Mit der Eröffnung mehrerer großer Kinos begann in den zwanziger Jahren die Ära der prächtigen Lichtspiel-Theater mit bis zu 2.000 Sitzplätzen – eine für heutige Verhältnisse unvorstellbare Zahl. (Die Kölner Philharmonie verfügt über 2.200 Plätze, der größte Saal im Cinedom hat 700 Plätze).
1922 wurde die Schauburg in der Breite Straße 90 eröffnet, am Ring gab es das Emelka (Münchener Lichtspielkunst und Vorläufer der Bavaria-Filmproduktion) im Hansa-Hochhaus, die Lichtspiele des Westens, das Capitol und seit 1931 den Ufa-Palast.
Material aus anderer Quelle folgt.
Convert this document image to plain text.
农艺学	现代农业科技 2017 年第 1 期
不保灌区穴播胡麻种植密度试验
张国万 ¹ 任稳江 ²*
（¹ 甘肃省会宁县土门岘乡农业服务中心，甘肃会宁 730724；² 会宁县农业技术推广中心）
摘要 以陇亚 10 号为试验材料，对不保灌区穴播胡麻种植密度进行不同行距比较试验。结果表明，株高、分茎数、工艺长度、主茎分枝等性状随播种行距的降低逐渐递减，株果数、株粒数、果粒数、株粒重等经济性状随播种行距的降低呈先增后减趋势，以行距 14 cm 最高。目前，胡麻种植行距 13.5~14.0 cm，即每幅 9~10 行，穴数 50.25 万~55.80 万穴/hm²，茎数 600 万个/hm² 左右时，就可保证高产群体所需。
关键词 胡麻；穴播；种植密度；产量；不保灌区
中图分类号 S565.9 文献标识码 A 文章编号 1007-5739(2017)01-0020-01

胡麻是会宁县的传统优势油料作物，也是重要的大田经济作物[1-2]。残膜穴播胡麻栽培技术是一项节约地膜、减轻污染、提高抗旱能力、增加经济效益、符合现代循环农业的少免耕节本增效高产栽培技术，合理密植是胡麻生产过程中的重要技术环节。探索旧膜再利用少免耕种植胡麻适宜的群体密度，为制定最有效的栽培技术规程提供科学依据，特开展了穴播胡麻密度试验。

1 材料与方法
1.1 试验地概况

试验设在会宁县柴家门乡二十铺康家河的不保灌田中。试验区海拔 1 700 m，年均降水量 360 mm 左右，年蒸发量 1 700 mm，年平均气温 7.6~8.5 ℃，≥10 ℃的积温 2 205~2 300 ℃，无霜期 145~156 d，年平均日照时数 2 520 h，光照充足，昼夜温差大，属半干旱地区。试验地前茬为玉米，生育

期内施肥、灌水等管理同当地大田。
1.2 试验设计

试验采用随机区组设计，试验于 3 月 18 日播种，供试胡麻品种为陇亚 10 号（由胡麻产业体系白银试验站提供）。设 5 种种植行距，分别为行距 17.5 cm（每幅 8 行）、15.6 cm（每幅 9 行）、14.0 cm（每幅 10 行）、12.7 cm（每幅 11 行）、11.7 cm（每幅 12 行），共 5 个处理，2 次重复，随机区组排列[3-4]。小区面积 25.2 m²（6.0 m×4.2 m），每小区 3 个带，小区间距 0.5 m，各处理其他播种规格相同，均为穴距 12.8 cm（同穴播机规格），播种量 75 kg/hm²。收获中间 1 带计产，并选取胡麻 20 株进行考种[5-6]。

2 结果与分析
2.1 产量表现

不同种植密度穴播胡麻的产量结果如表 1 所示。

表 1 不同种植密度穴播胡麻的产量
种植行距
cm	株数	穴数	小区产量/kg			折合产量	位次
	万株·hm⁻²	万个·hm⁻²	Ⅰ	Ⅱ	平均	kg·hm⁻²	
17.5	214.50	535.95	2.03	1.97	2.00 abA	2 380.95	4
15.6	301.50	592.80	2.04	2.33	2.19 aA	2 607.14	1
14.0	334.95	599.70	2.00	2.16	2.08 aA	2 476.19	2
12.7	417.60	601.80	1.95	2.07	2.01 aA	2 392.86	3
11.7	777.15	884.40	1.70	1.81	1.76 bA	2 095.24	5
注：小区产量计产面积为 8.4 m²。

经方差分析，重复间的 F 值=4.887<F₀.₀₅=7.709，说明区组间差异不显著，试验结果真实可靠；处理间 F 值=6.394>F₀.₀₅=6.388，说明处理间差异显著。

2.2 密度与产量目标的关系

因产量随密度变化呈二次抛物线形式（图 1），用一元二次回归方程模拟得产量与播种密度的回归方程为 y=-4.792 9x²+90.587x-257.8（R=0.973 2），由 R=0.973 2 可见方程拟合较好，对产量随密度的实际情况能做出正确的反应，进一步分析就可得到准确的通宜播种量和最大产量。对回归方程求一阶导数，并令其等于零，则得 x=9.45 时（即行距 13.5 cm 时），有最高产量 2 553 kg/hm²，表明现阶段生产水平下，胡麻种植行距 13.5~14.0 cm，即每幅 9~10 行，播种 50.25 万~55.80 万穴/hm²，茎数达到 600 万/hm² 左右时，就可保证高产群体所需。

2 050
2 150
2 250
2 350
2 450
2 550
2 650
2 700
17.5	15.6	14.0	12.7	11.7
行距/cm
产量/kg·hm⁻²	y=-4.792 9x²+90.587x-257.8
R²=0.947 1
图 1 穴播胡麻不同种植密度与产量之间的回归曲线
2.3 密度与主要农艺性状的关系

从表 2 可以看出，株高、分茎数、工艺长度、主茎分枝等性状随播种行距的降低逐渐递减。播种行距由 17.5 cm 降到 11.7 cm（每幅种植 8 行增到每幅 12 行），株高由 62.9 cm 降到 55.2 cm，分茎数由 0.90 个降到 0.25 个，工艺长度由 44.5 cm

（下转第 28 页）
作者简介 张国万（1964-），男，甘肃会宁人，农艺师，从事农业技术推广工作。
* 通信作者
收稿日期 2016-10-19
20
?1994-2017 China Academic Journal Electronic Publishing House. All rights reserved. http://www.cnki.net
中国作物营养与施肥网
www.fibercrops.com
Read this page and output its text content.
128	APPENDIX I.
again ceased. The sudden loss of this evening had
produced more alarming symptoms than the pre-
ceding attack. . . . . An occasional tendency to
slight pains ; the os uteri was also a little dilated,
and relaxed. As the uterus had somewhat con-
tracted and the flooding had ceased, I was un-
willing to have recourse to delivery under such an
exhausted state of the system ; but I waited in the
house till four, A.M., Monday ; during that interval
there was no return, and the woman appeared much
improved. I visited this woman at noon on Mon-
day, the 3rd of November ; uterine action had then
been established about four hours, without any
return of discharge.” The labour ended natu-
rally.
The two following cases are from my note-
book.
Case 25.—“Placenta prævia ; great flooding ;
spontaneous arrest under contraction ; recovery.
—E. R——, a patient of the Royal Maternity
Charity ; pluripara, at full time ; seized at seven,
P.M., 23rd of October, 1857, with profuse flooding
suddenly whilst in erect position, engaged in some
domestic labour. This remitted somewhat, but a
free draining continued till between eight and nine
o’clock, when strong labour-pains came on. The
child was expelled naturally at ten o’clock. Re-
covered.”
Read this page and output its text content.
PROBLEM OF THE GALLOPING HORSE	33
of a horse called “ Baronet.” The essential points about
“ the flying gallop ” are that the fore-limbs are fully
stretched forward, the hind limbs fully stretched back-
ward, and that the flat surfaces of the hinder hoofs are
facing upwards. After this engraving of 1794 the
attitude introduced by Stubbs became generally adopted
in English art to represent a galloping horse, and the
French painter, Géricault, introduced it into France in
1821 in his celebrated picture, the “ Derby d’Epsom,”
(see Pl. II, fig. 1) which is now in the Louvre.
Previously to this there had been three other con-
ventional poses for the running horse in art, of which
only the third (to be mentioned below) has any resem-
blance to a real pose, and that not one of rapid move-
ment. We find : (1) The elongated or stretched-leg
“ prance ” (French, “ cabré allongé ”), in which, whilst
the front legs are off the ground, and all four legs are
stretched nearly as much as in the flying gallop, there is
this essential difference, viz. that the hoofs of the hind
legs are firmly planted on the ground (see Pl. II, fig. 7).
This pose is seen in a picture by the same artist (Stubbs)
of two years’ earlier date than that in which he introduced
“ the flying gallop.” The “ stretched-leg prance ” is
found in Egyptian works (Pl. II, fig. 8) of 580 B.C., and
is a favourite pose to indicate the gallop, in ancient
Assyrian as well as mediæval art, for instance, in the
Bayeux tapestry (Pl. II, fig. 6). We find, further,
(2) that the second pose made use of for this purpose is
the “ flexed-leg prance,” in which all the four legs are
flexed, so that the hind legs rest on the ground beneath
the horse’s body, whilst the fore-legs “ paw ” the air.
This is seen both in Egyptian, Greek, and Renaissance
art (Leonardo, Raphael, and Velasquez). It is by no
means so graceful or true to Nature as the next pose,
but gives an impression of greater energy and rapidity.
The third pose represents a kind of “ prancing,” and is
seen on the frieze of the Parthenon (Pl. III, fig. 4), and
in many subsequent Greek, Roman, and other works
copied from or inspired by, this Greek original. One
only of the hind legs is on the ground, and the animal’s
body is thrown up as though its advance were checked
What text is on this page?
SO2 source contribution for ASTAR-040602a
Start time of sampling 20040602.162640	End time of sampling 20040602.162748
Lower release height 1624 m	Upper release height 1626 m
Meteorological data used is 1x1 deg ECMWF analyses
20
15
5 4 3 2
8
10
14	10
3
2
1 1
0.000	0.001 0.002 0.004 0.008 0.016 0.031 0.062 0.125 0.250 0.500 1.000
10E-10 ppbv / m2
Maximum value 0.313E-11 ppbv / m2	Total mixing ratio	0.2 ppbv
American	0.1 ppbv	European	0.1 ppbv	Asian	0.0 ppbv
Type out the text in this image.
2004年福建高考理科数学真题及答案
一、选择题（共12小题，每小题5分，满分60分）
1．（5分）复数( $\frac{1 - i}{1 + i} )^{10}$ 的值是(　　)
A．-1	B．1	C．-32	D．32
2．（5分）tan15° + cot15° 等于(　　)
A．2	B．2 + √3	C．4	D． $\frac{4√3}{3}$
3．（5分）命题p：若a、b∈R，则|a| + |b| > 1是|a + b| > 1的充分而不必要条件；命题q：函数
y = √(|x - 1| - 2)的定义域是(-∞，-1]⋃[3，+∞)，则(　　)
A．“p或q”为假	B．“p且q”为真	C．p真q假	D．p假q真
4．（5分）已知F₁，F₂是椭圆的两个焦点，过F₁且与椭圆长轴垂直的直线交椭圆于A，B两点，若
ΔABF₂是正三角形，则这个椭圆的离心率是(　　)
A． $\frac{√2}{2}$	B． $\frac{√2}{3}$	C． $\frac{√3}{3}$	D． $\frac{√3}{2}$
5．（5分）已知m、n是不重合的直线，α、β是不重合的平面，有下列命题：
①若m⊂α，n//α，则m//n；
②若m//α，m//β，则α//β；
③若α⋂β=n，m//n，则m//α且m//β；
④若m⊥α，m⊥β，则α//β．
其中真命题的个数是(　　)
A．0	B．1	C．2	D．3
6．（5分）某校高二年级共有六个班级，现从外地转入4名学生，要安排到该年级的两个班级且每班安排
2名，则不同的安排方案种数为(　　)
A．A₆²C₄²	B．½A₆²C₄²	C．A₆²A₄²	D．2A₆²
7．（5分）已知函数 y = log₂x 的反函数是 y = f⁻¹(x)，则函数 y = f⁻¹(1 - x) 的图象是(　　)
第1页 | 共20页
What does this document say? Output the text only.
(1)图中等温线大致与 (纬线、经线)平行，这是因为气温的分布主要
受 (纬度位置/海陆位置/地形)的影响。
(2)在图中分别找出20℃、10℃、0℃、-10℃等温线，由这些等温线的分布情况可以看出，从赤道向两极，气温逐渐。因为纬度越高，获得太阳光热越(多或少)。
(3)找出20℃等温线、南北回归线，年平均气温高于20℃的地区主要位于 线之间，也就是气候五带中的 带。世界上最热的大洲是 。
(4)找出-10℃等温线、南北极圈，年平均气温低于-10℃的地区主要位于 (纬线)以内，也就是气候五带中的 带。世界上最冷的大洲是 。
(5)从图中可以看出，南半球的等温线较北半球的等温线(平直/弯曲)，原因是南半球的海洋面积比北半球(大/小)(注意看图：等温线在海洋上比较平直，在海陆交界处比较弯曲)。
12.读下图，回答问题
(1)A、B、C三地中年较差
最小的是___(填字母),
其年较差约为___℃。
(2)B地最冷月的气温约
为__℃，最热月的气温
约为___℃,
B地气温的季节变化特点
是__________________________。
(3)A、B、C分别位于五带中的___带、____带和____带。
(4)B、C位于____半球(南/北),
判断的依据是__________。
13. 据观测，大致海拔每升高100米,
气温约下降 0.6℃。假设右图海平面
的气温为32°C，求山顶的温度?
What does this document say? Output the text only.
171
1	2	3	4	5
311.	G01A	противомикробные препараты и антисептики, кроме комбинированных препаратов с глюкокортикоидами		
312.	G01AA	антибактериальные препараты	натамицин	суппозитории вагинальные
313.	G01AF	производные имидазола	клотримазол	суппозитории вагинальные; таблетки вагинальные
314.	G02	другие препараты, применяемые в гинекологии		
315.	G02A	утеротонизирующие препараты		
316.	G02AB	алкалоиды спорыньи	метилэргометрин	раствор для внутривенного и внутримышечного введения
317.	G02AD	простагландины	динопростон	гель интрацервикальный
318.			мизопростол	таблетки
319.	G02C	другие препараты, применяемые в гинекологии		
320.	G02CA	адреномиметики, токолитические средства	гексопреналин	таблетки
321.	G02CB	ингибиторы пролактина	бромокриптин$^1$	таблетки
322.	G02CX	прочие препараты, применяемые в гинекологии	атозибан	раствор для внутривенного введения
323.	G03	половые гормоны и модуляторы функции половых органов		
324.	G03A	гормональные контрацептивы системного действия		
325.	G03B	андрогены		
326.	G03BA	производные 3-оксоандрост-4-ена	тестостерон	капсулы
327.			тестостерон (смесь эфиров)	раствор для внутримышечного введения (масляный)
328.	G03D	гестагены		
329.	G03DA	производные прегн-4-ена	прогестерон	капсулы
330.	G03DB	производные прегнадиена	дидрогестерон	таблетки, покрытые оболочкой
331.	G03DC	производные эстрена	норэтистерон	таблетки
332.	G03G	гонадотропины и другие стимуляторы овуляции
Die Lichtspiele des Westens am Hohenzollernring waren ein besonders typischer Bau der zwanziger Jahre, eine Mischung aus neuer Sachlichkeit und repräsentativer Ausstattung:

„Im ganzen wurden damit ca. 800 einheitliche Sessel ermöglicht, die in ihrer Ausstattung als Einheitssitz eine Neuartigkeit für Köln darstellen und einen Fortschritt in der Kinoausrüstung bedeuten... Der Fußboden der Eingangshalle in blau-beige und deutsch-rot Marmor ausgelegt. Mit dieser Ausstattung entspricht der Vorraum den Anforderungen eines modernen Lichtspieltheaters ausgezeichnet... Alle Saalwände sind mit Sperrholzplatten verkleidet. Der untere Teil wurde mit Palisanderflächen zu einer geschlossenen, wohltuenden Wandtäfelung verbunden, während die obere Häfte der Seitenwände in lichten Farbtönen gestrichen wurde.“ (W.Stern „Moderne Bauformen“, 1929)

Faszination des Lichts

 
 

Aus dem leicht anstößigen Kinobesuch auf Jahrmärkten war ein gesellschaftlich anerkanntes Ereignis geworden, das auch festliche Kleidung miteinschloss. Noch immer gab es Musik-, Akrobatik- oder Revueeinlagen rund um den Film. Doch inzwischen stand die Leinwand im Zentrum. Die damalige Architektur und Innenausstattung betonten das große Rechteck durch ausgefeilte Lichtführung: technische Neuerungen wie Leuchtbuchstaben, farbige Lichtröhren und Scheinwerfer boten sich zur kunstvollen Gestaltung an. Die erleuchtete nächtliche Stadt mit elektrischer Straßenbeleuchtung, schimmernde helle Flächen und Lichtpunkte  – all das war in jener Zeit noch etwas ganz Besonderes.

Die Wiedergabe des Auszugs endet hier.